Top-Load vs Front-Load Washers

Top-Load vs Front-Load Washers

Doing laundry is never fun. But having a proper washer that satisfies your needs can make it easier. As there is a wide range of washing machines on the market, to pick the right one can be tricky. The main decision here is either it will be a top-load washer or a front-load one.

Front-Load Washers’ Pros

According to many consumer reviews front-loaders clean better. Maybe, you won’t notice very significant difference at first. But because of the combination of washer chamber and proper detergent the results can be surprising.

They use less water. Even compared to the new high-efficiency top-load washers, they still have a big advantage here.

Because front-loaders use less water and their spin cycle is faster, your dryer will take less time to  dry the load. This means front-load washers save you energy.

Also this kind of washers lets you stack a dryer on top of them. Sometimes it’s a good option, when you have limited space for laundry units.

Front-Load Washers’ Cons

Not everyone likes to bend much while loading and unloading laundry. Especially, for older people, this can be the reason of not buying a front-load washer. Though manufacturers came up with pedestals. But it’ll cost you an extra dollar.

As the door located on the front, you won’t be able to add clothes in the mid-cycle.

Front-loaders tend to have more mold and mildew problems.

Top-Load Washers’ Pros

For some places top-loaders fit better. As sometimes you just don’t have room for swinging washer’s door open.

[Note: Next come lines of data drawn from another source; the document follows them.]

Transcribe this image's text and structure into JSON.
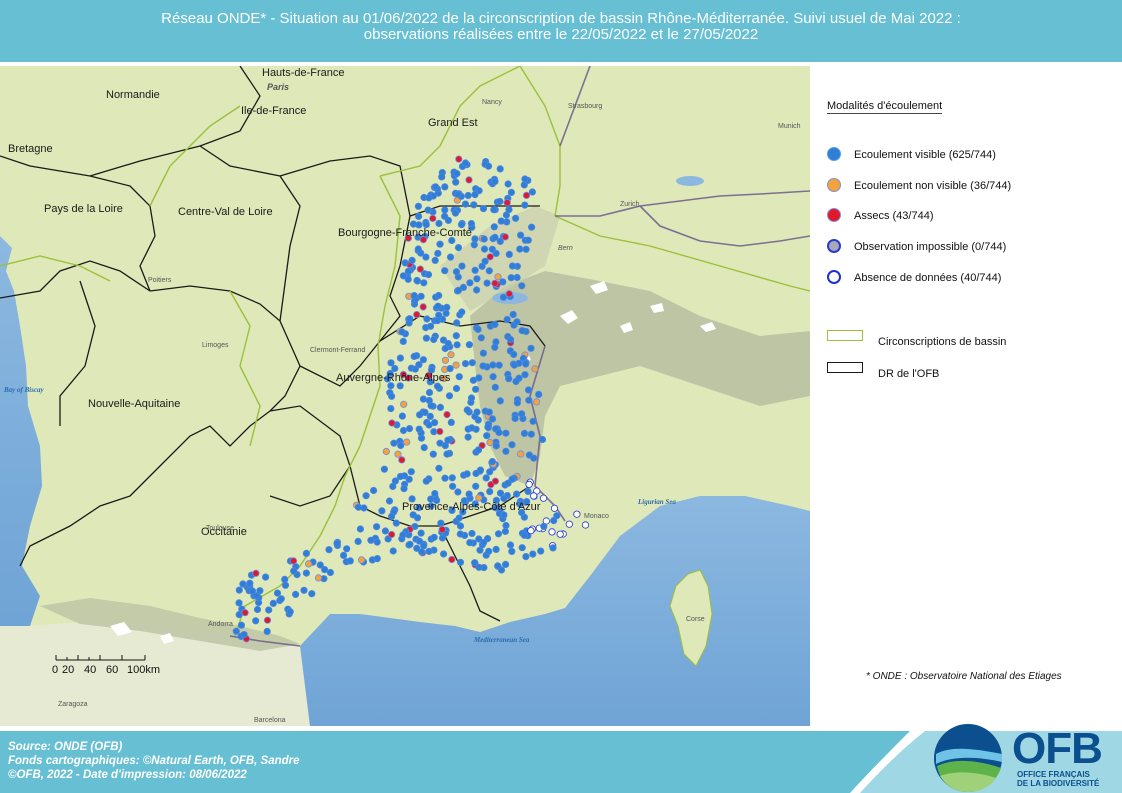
{
  "header": {
    "line1": "Réseau ONDE* - Situation au 01/06/2022 de la circonscription de bassin Rhône-Méditerranée. Suivi usuel de Mai 2022 :",
    "line2": "observations réalisées entre le 22/05/2022 et le 27/05/2022"
  },
  "map": {
    "regions": [
      {
        "id": "hauts-de-france",
        "label": "Hauts-de-France"
      },
      {
        "id": "normandie",
        "label": "Normandie"
      },
      {
        "id": "ile-de-france",
        "label": "Ile-de-France"
      },
      {
        "id": "bretagne",
        "label": "Bretagne"
      },
      {
        "id": "grand-est",
        "label": "Grand Est"
      },
      {
        "id": "pays-de-la-loire",
        "label": "Pays de la Loire"
      },
      {
        "id": "centre-val-de-loire",
        "label": "Centre-Val de Loire"
      },
      {
        "id": "bourgogne-franche-comte",
        "label": "Bourgogne-Franche-Comté"
      },
      {
        "id": "auvergne-rhone-alpes",
        "label": "Auvergne-Rhône-Alpes"
      },
      {
        "id": "nouvelle-aquitaine",
        "label": "Nouvelle-Aquitaine"
      },
      {
        "id": "occitanie",
        "label": "Occitanie"
      },
      {
        "id": "provence-alpes-cote-d-azur",
        "label": "Provence-Alpes-Côte d'Azur"
      },
      {
        "id": "corse",
        "label": "Corse"
      }
    ],
    "places": [
      {
        "id": "paris",
        "label": "Paris"
      },
      {
        "id": "nancy",
        "label": "Nancy"
      },
      {
        "id": "strasbourg",
        "label": "Strasbourg"
      },
      {
        "id": "munich",
        "label": "Munich"
      },
      {
        "id": "zurich",
        "label": "Zurich"
      },
      {
        "id": "bern",
        "label": "Bern"
      },
      {
        "id": "poitiers",
        "label": "Poitiers"
      },
      {
        "id": "limoges",
        "label": "Limoges"
      },
      {
        "id": "clermont-ferrand",
        "label": "Clermont-Ferrand"
      },
      {
        "id": "toulouse",
        "label": "Toulouse"
      },
      {
        "id": "monaco",
        "label": "Monaco"
      },
      {
        "id": "andorra",
        "label": "Andorra"
      },
      {
        "id": "zaragoza",
        "label": "Zaragoza"
      },
      {
        "id": "barcelona",
        "label": "Barcelona"
      }
    ],
    "seas": [
      {
        "id": "bay-of-biscay",
        "label": "Bay of Biscay"
      },
      {
        "id": "ligurian-sea",
        "label": "Ligurian Sea"
      },
      {
        "id": "mediterranean-sea",
        "label": "Mediterranean Sea"
      }
    ],
    "scale": {
      "labels": [
        "0",
        "20",
        "40",
        "60",
        "100km"
      ]
    }
  },
  "legend": {
    "title": "Modalités d'écoulement",
    "items": [
      {
        "label": "Ecoulement visible (625/744)",
        "color": "#2f7fd6"
      },
      {
        "label": "Ecoulement non visible (36/744)",
        "color": "#f4a23c"
      },
      {
        "label": "Assecs (43/744)",
        "color": "#e01a2c"
      },
      {
        "label": "Observation impossible (0/744)",
        "color": "#a8a8b8"
      },
      {
        "label": "Absence de données (40/744)",
        "color": "#ffffff"
      }
    ],
    "boundaries": [
      {
        "label": "Circonscriptions de bassin",
        "color": "#9bc03a"
      },
      {
        "label": "DR de l'OFB",
        "color": "#1a1a1a"
      }
    ],
    "footnote": "* ONDE : Observatoire National des Etiages"
  },
  "footer": {
    "source": "Source: ONDE (OFB)",
    "fonds": "Fonds cartographiques: ©Natural Earth, OFB, Sandre",
    "copyright": "©OFB, 2022 - Date d'impression: 08/06/2022"
  },
  "logo": {
    "name": "OFB",
    "subtitle1": "OFFICE FRANÇAIS",
    "subtitle2": "DE LA BIODIVERSITÉ"
  }
}
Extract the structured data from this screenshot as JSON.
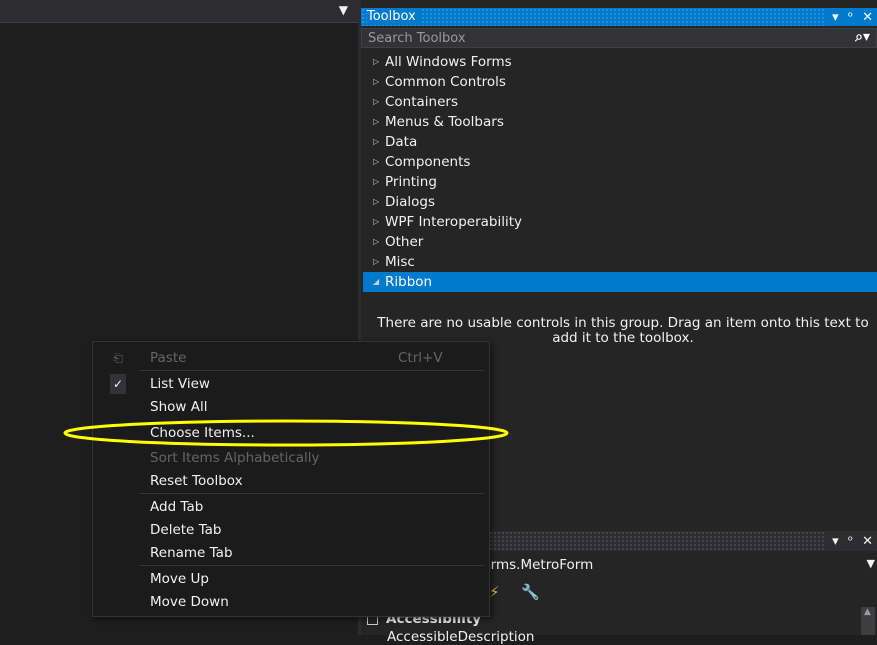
{
  "toolbox": {
    "title": "Toolbox",
    "controls": [
      "▾",
      "ᵒ",
      "✕"
    ],
    "search_placeholder": "Search Toolbox",
    "search_icon": "search-icon",
    "groups": [
      {
        "label": "All Windows Forms",
        "expanded": false
      },
      {
        "label": "Common Controls",
        "expanded": false
      },
      {
        "label": "Containers",
        "expanded": false
      },
      {
        "label": "Menus & Toolbars",
        "expanded": false
      },
      {
        "label": "Data",
        "expanded": false
      },
      {
        "label": "Components",
        "expanded": false
      },
      {
        "label": "Printing",
        "expanded": false
      },
      {
        "label": "Dialogs",
        "expanded": false
      },
      {
        "label": "WPF Interoperability",
        "expanded": false
      },
      {
        "label": "Other",
        "expanded": false
      },
      {
        "label": "Misc",
        "expanded": false
      },
      {
        "label": "Ribbon",
        "expanded": true
      }
    ],
    "empty_message": "There are no usable controls in this group. Drag an item onto this text to add it to the toolbox.",
    "accent_color": "#007acc"
  },
  "properties": {
    "object_selector": "etroFramework.Forms.MetroForm",
    "category": "Accessibility",
    "first_property": "AccessibleDescription"
  },
  "context_menu": {
    "items": [
      {
        "label": "Paste",
        "shortcut": "Ctrl+V",
        "enabled": false,
        "icon": "paste-icon"
      },
      {
        "label": "List View",
        "enabled": true,
        "checked": true,
        "icon": "checkmark-icon"
      },
      {
        "label": "Show All",
        "enabled": true
      },
      {
        "label": "Choose Items...",
        "enabled": true,
        "highlighted": true
      },
      {
        "label": "Sort Items Alphabetically",
        "enabled": false
      },
      {
        "label": "Reset Toolbox",
        "enabled": true
      },
      {
        "label": "Add Tab",
        "enabled": true
      },
      {
        "label": "Delete Tab",
        "enabled": true
      },
      {
        "label": "Rename Tab",
        "enabled": true
      },
      {
        "label": "Move Up",
        "enabled": true
      },
      {
        "label": "Move Down",
        "enabled": true
      }
    ],
    "annotation_color": "#ffff00"
  }
}
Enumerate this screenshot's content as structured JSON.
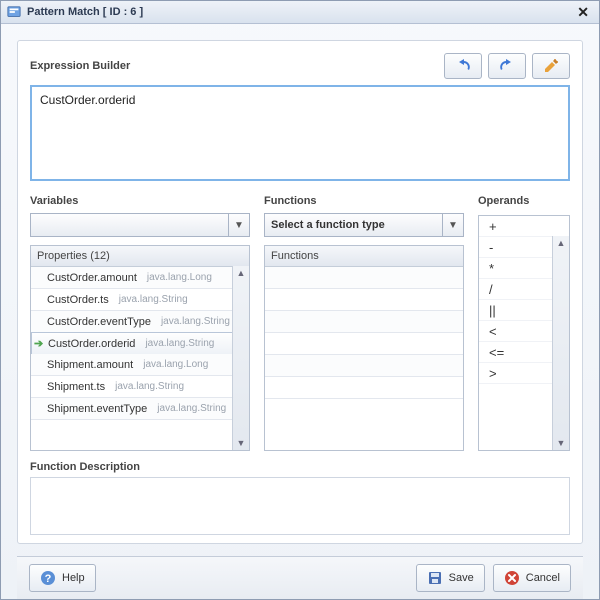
{
  "window": {
    "title": "Pattern Match [ ID : 6 ]"
  },
  "expression": {
    "label": "Expression Builder",
    "value": "CustOrder.orderid"
  },
  "toolbar": {
    "undo": "undo",
    "redo": "redo",
    "edit": "edit"
  },
  "variables": {
    "label": "Variables",
    "dropdown_value": "",
    "properties_header": "Properties (12)",
    "items": [
      {
        "name": "CustOrder.amount",
        "type": "java.lang.Long",
        "selected": false
      },
      {
        "name": "CustOrder.ts",
        "type": "java.lang.String",
        "selected": false
      },
      {
        "name": "CustOrder.eventType",
        "type": "java.lang.String",
        "selected": false
      },
      {
        "name": "CustOrder.orderid",
        "type": "java.lang.String",
        "selected": true
      },
      {
        "name": "Shipment.amount",
        "type": "java.lang.Long",
        "selected": false
      },
      {
        "name": "Shipment.ts",
        "type": "java.lang.String",
        "selected": false
      },
      {
        "name": "Shipment.eventType",
        "type": "java.lang.String",
        "selected": false
      }
    ]
  },
  "functions": {
    "label": "Functions",
    "dropdown_value": "Select a function type",
    "header": "Functions",
    "rows": [
      "",
      "",
      "",
      "",
      "",
      ""
    ]
  },
  "operands": {
    "label": "Operands",
    "items": [
      "+",
      "-",
      "*",
      "/",
      "||",
      "<",
      "<=",
      ">"
    ]
  },
  "function_description": {
    "label": "Function Description",
    "value": ""
  },
  "footer": {
    "help": "Help",
    "save": "Save",
    "cancel": "Cancel"
  },
  "colors": {
    "accent": "#7fb4e8",
    "danger": "#d04437",
    "save": "#3b5ea0",
    "help": "#3b6fb0"
  }
}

Also, it lets you add more items during the cycle in case of forgetting anything.

Let’s not forget about having no need to bend too much while loading and unloading it.

Top-Load Washers’ Cons

Washing cycles are typically longer. Especially if we compare them to the top-loaders of old agitator-style.

You can’t place a dryer on top of such washing machines. Though there are some compact models that come as a single  .


There is one common disadvantage of both, front- and top-load washers. All new machines tend to break easier. Because manufacturers use more plastic details and electronics to make them run more efficiently.